Thursday, January 6, 2011

More with Poetry Moves

In the fall, I posted about poetry "moves." This is the phrase I use (borrowed from teacher/author/poet Joseph Tsujimoto) for poetic techniques that make poems enjoyable to read.

I'm talking about moves constantly while I'm reading poems with my fourth grade students. My goal is to get them to notice how poets use moves so that they can incorporate moves into poems they write themselves.

When we talk about writing poems and using moves, I'll generally zoom in on one or two moves. They're young so I don't want them worrying about trying too many things. I don't want their poems to sound forced. By focusing on one or two, I think their poems become infinitely more pleasurable to read.

Another thing that helps is a model--we do a lot of patterning. I find a poem I like that I think they'll like AND that exhibits the move I want them to practice. We read and discuss it and then I basically say: "Write like that."

And for the most part it works.

This week we read "Things to Do If You are the Sun" by Bobbi Katz. This poem appears in one of my favorite anthologies: Falling Down the Page. (If you want to read more "Things to Do..." poems and read more about Bobbi Katz, check out this post by Elaine Magliaro at Wild Rose Reader. Elaine regularly posts her own "Things to Do..." poems and, like Ms. Katz's, hers are terrific!)

I can't find a published version of the Sun poem, but here are a couple of lines from "Things to Do if You Are the Subway," that Elaine shares the aforementioned post:

Pretend you are a dragon.
Live in underground caves.
Roar about underneath the city.

The moves I wanted students to practice with this kind of poem are: Surprise and Personification. When I say "surprise" what I'm really talking about is getting my students to write lines that are unexpected, lines that make me think "Wow, I never would have thought of that myself." As far as personification goes, I think these types of poems are great vehicles for bringing inanimate objects to life. 

One final note--this poem is a great example of a "list poem"(also called "catalog poems"), which are one of my favorites to read and have students write.
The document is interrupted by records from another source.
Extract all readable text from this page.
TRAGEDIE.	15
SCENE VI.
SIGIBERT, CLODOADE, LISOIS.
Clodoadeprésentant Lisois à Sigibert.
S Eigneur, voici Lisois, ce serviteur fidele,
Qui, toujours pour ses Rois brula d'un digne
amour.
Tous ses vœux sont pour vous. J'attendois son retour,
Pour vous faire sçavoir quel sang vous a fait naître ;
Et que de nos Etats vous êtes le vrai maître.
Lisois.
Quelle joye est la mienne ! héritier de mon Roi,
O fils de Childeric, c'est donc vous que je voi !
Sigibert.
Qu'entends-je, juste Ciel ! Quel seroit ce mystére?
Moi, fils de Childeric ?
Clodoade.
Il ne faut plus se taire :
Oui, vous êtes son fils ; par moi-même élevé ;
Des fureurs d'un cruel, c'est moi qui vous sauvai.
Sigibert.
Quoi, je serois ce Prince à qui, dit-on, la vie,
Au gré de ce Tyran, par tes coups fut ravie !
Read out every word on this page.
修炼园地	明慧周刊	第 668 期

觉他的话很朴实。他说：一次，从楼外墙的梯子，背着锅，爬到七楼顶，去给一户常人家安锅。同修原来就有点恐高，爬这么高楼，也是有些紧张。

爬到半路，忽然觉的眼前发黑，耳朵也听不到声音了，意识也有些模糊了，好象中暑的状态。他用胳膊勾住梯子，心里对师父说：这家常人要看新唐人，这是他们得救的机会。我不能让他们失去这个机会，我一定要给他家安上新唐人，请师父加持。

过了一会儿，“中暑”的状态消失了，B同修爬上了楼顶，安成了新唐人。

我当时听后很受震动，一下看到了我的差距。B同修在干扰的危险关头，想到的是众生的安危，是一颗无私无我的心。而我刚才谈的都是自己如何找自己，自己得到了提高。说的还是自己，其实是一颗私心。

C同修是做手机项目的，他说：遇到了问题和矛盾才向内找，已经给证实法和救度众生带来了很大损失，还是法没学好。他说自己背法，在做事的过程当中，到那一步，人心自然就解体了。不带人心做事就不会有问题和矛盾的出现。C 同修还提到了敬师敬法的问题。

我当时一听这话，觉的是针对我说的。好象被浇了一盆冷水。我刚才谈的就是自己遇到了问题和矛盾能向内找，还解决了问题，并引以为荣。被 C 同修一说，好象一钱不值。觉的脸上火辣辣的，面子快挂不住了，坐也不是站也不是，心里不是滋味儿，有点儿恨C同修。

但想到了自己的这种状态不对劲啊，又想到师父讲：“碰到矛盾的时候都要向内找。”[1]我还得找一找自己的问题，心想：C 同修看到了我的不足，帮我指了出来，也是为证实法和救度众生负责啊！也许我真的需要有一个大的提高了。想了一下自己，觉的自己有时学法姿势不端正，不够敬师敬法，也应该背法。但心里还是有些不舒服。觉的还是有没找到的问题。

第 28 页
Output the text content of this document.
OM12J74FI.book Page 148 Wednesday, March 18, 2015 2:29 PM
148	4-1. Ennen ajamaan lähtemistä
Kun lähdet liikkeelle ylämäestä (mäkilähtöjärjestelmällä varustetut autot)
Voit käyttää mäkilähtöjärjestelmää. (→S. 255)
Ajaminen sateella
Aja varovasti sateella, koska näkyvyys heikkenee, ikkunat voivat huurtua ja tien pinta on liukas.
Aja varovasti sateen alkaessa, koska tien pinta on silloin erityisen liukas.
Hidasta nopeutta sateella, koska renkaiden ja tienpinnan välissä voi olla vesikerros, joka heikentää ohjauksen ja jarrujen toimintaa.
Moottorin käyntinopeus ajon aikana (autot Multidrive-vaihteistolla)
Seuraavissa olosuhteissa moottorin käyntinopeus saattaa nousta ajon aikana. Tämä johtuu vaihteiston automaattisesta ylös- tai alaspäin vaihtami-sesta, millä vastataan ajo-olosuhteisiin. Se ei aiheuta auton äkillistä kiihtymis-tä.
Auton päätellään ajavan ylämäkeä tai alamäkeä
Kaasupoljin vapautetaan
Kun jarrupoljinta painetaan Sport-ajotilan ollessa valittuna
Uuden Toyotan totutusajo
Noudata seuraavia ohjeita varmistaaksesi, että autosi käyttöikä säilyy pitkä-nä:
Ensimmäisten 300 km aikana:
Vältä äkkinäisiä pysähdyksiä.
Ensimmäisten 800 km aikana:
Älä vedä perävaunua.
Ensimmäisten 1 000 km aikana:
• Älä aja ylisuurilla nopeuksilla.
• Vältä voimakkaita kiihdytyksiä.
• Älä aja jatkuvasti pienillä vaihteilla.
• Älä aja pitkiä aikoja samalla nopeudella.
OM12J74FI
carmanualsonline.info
I'll have to post more on these at a later date, I think.

I will say, in a final final note, that this writing activity provided one of the few instances where I wish I taught secondary school. I think older students could come up with much more poetic and creative lines for "Things to Do..." poems than my students have so far. We're still working on it, though, and maybe they'll surprise me. They've been known to do that. If they turn out, maybe I'll even share a few with you. And if you try them with your class, please let me know how it goes.